What is it? Students explore multiple texts or images that are placed around the room in order to share student work, examine multiple historical documents or respond to a collection of quotations.
How Does It Work? Generate Questions and Write Questions
Think of four to five questions to use around a central social studies concept and write them ahead of time on chart paper. For larger classes, you can either write more questions or repeat the same set of four to five questions, posting the same question set in different sections of the class. Write one question for one sheet of paper and post the questions on the wall around the class, giving sufficient separation space between sheets.
Group Students and Assign Roles
Arrange students into teams of three to five. Provide each group with a different colored marker. If cooperative learning techniques will be used, assign roles like leader, reporter, monitor, and recorder. The role should be alternated between each team member.
Begin Gallery Walk
Direct teams to different charts. Upon arriving at the chart, each team writes comments for the question posed. To avoid chart clutter and rambling comments, encourage the recorder to write in a bulleted format closest to the top of the chart.
Rotate to Chart and Add Content
After a short period of time, around three to five minutes depending upon the question, say “rotate.” The group then rotates, clockwise, to the next chart and adds new comments and responds to comments left by the previous group. To involve all group members, switch recorders at each station.
Instructor Monitors Progress
As groups rotate, the instructor nurtures student discussion and involves all group members. Be ready to rephrase questions or to provide hints if students either don't understand or misinterpret questions; be ready to provide instructions for those that still don't understand how to conduct a Gallery Walk.
To spur discussion, ask questions like "Your group seems to think ..... about this issue. How would you rephrase or summarize what has been discussed so far?" or "What similarities and differences do you see between the responses you are giving at this station and what was summarized at the last station?" On a personal level: encourage developing ideas and praise insight. Couch criticism constructively.
Return to Starting Point
Teams continue to review the answers already contributed by previous groups, adding their own comments.
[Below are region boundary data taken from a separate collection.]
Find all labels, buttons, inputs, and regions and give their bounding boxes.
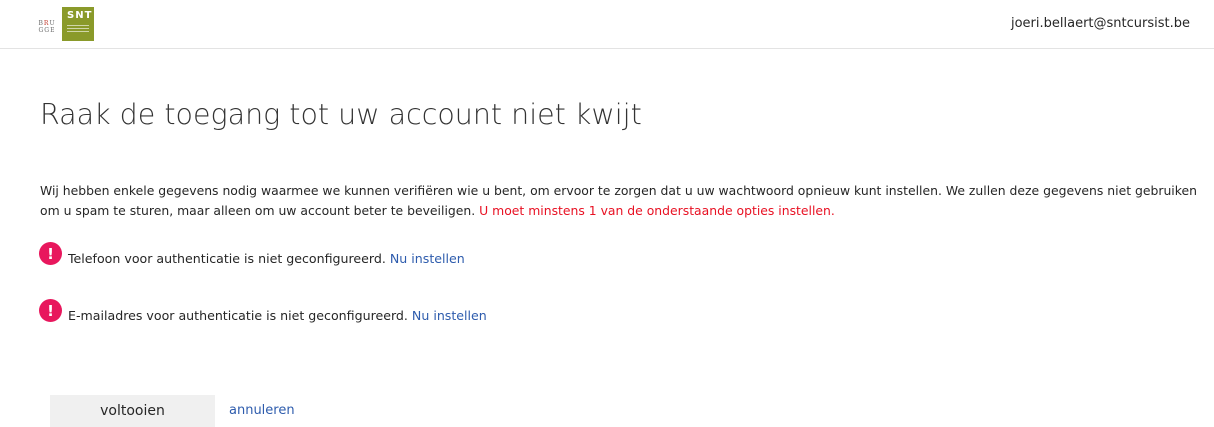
exclamation-circle-icon: ! (39, 242, 62, 265)
option-phone: ! Telefoon voor authenticatie is niet ge… (39, 242, 465, 266)
cancel-link[interactable]: annuleren (229, 403, 295, 418)
organization-logo: BRU GGE SNT (34, 7, 94, 41)
option-email-text: E-mailadres voor authenticatie is niet g… (68, 308, 408, 323)
snt-logo-badge: SNT (62, 7, 94, 41)
page-title: Raak de toegang tot uw account niet kwij… (40, 98, 642, 131)
required-options-warning: U moet minstens 1 van de onderstaande op… (479, 203, 835, 218)
exclamation-circle-icon: ! (39, 299, 62, 322)
setup-email-link[interactable]: Nu instellen (412, 308, 487, 323)
finish-button[interactable]: voltooien (50, 395, 215, 427)
snt-logo-text: SNT (67, 10, 93, 21)
brugge-logo: BRU GGE (38, 20, 56, 34)
top-bar: BRU GGE SNT joeri.bellaert@sntcursist.be (0, 0, 1214, 49)
setup-phone-link[interactable]: Nu instellen (390, 251, 465, 266)
option-email: ! E-mailadres voor authenticatie is niet… (39, 299, 487, 323)
option-phone-text: Telefoon voor authenticatie is niet geco… (68, 251, 386, 266)
signed-in-user-email[interactable]: joeri.bellaert@sntcursist.be (1011, 16, 1190, 31)
intro-paragraph: Wij hebben enkele gegevens nodig waarmee… (40, 181, 1200, 221)
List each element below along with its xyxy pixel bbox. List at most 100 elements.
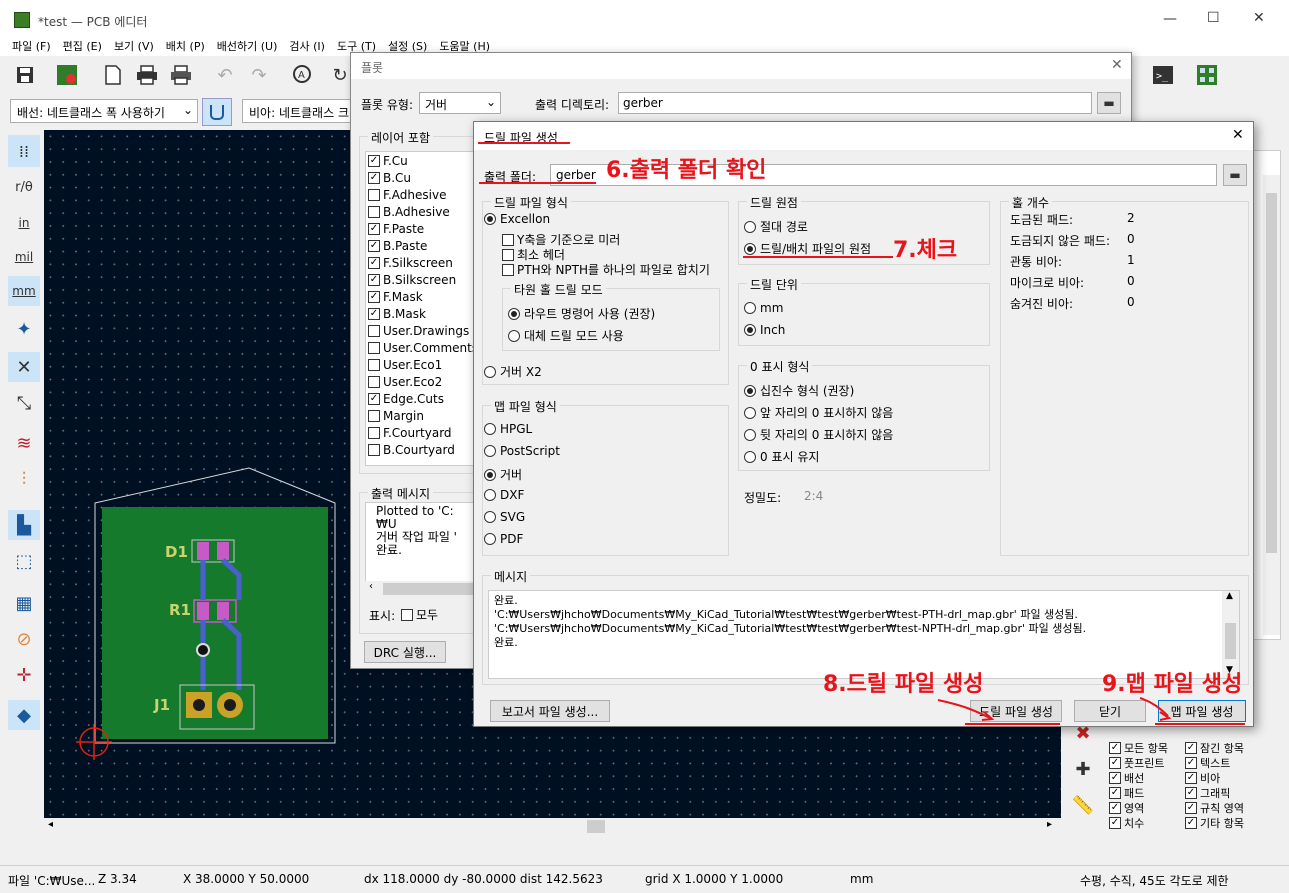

This procedure continues until groups have visited all stations and return to the station at which they started. Instruct students to record their original (starting) question and to sit down in their teams to begin the "Report Out" stage.
In the “Report Out” stage, the group synthesizes what has been written about their original discussion question. Allow about ten minutes for the group to synthesize comments. The “reporter” chosen earlier, summarizes the group's comments with the help of other group members and makes an oral presentation to the class using the blackboard or on an overhead projector. The oral report should not exceed five minutes in length. Alternatively, students can write a written report composed either individually or as a group.
Gauge for Student Understanding
During “Report Out” stage, the instructor reinforces correctly expressed concepts and corrects for misconceptions and errors. What, for example, did students seem to readily understand? What did they find difficult and how can I adjust my teaching to accommodate students?
What is it? The Headline News Summary is an adaptation of “Somebody Wanted But So” created by John Antonetti. It is a graphic organizer that helps students summarize information.
Elementary students in primary grades may use the SWBS (Somebody/Wanted/But/So) version of the strategy.
How Does It Work? Students acquire information. Their reading or use of other media should be directed at acquiring information that helps them master a unit understanding. The strategy works best when the content can be expressed as a narrative.
Students summarize using the graphic organizer. They compose brief sentences that “tell the story” of the narrative. The organizer helps them compress the main ideas of a long narrative into a few sentences.
Debriefing. Use the organizer as an exit slip to be graded, have students check their work with others, or take samples from the class for discussion in a large group format.
Why use it?
Summarization is a “high yield” strategy because it forces students to interact with information rather than simply copying it. The Headline News Summary is perfect strategy for social studies because it can help students sift through information to find the “big ideas”.
The Unit Understanding (what the teacher wants students to learn):
Africa’s colonial past fostered a legacy of ethnic conflict and other problems.
Assignment: Use the notes you took from the reading on the problems created by imperialism in Africa to create a brief summary using the Headline News Summary graphic organizer. Check your work with your partner then turn it in as an exit slip. We’ll staple them in your notebooks tomorrow.
wanted to be free to live in tribal groups within traditional boundaries
they began to fight each other because of the problems caused by imperialism
today they still struggle with problems of ethnic violence and other economic and social issues.
SUMMARY: The people in Africa wanted to be free to live in tribal groups within traditional boundaries but the powerful nations of Europe came and exploited them as colonies. So they were forced to fight for their freedom and then they began to fight each other because of the problems caused by imperialism. So, today they still struggle with problems of ethnic violence and other economic and social issues.